Why the Federal Reserve Wants to Keep Growing Its Balance Sheet

The Federal Reserve has released its statement covering the November 4 and November 5 Federal Open Market Committee (FOMC) meeting. While the Fed always maintains that it is promoting its maximum employment and price stability, the Fed has made a policy shift in 2020 that looks to at least verbally be targeting slightly higher inflation. Some in the investing community have deemed this to be yet another tool to prevent deflation.

Thursday’s statement included a note that economic activity and employment have both continued to recover from the depths earlier this year. Those both remain handily under their record-breaking levels at the start of 2020.

One aspect that the Fed did target was that lower oil prices have been keeping consumer prices lower in general. There is also an admission that the path of the economy (looking forward) will depend “significantly on the course of the virus.” As long as the COVID-19 pandemic exists, the Fed’s view is that it will weigh on economic activity, employment, and inflation. And beyond the near-term the coronavirus brings considerable risks to the medium-term economic outlook as well.

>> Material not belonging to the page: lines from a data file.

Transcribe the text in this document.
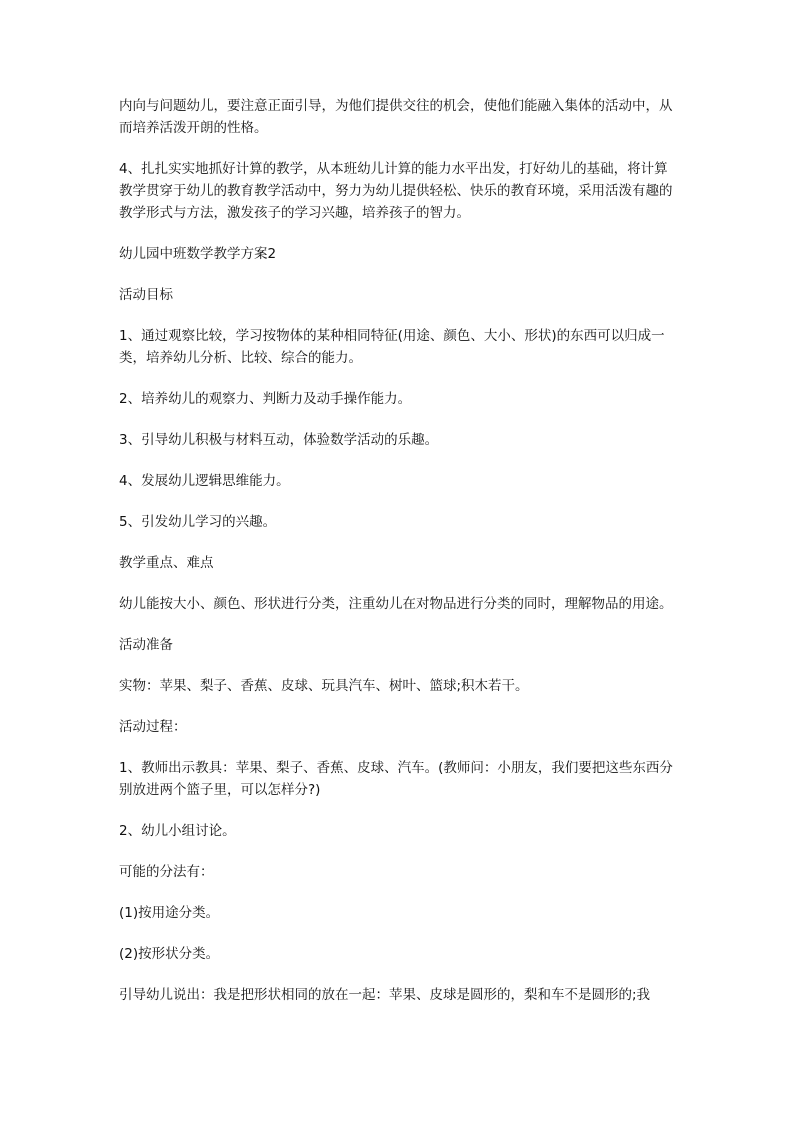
内向与问题幼儿，要注意正面引导，为他们提供交往的机会，使他们能融入集体的活动中，从而培养活泼开朗的性格。

4、扎扎实实地抓好计算的教学，从本班幼儿计算的能力水平出发，打好幼儿的基础，将计算教学贯穿于幼儿的教育教学活动中，努力为幼儿提供轻松、快乐的教育环境，采用活泼有趣的教学形式与方法，激发孩子的学习兴趣，培养孩子的智力。

幼儿园中班数学教学方案2

活动目标

1、通过观察比较，学习按物体的某种相同特征(用途、颜色、大小、形状)的东西可以归成一类，培养幼儿分析、比较、综合的能力。

2、培养幼儿的观察力、判断力及动手操作能力。

3、引导幼儿积极与材料互动，体验数学活动的乐趣。

4、发展幼儿逻辑思维能力。

5、引发幼儿学习的兴趣。

教学重点、难点

幼儿能按大小、颜色、形状进行分类，注重幼儿在对物品进行分类的同时，理解物品的用途。

活动准备

实物：苹果、梨子、香蕉、皮球、玩具汽车、树叶、篮球;积木若干。

活动过程：

1、教师出示教具：苹果、梨子、香蕉、皮球、汽车。(教师问：小朋友，我们要把这些东西分别放进两个篮子里，可以怎样分?)

2、幼儿小组讨论。

可能的分法有：

(1)按用途分类。

(2)按形状分类。

引导幼儿说出：我是把形状相同的放在一起：苹果、皮球是圆形的，梨和车不是圆形的;我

The FOMC Statement from November did offer some specifics about its disappointment with inflation. It said:

With inflation running persistently below this longer-run goal, the Committee will aim to achieve inflation moderately above 2 percent for some time so that inflation averages 2 percent over time and longer-term inflation expectations remain well anchored at 2 percent. The Committee expects to maintain an accommodative stance of monetary policy until these outcomes are achieved. The Committee decided to keep the target range for the federal funds rate at 0 to 1/4 percent and expects it will be appropriate to maintain this target range until labor market conditions have reached levels consistent with the Committee’s assessments of maximum employment and inflation has risen to 2 percent and is on track to moderately exceed 2 percent for some time.

On top of a pledge to keep interest rates much lower for longer, the FOMC further committed to increasing its holdings of Treasury and mortgage-backed securities over the coming months at least at the same pace it has been buying.

As of the latest report, the Fed’s balance sheet trends showed more than $7.1 trillion in total assets.

Before treating quotes as promises, it is important to understand that Jerome Powell and his Fed presidents have left wiggle room for either a better economy or a worse economy. It is also just another effort that includes much more than just the dual-mandate of price stability and full employment. The November FOMC statement said:

The Committee would be prepared to adjust the stance of monetary policy as appropriate if risks emerge that could impede the attainment of the Committee’s goals. The Committee’s assessments will take into account a wide range of information, including readings on public health, labor market conditions, inflation pressures and inflation expectations, and financial and international developments.

As the equity markets have been rallying for the fourth straight day, more attention is being given toward the pending outcome or outcomes from the 2020 elections.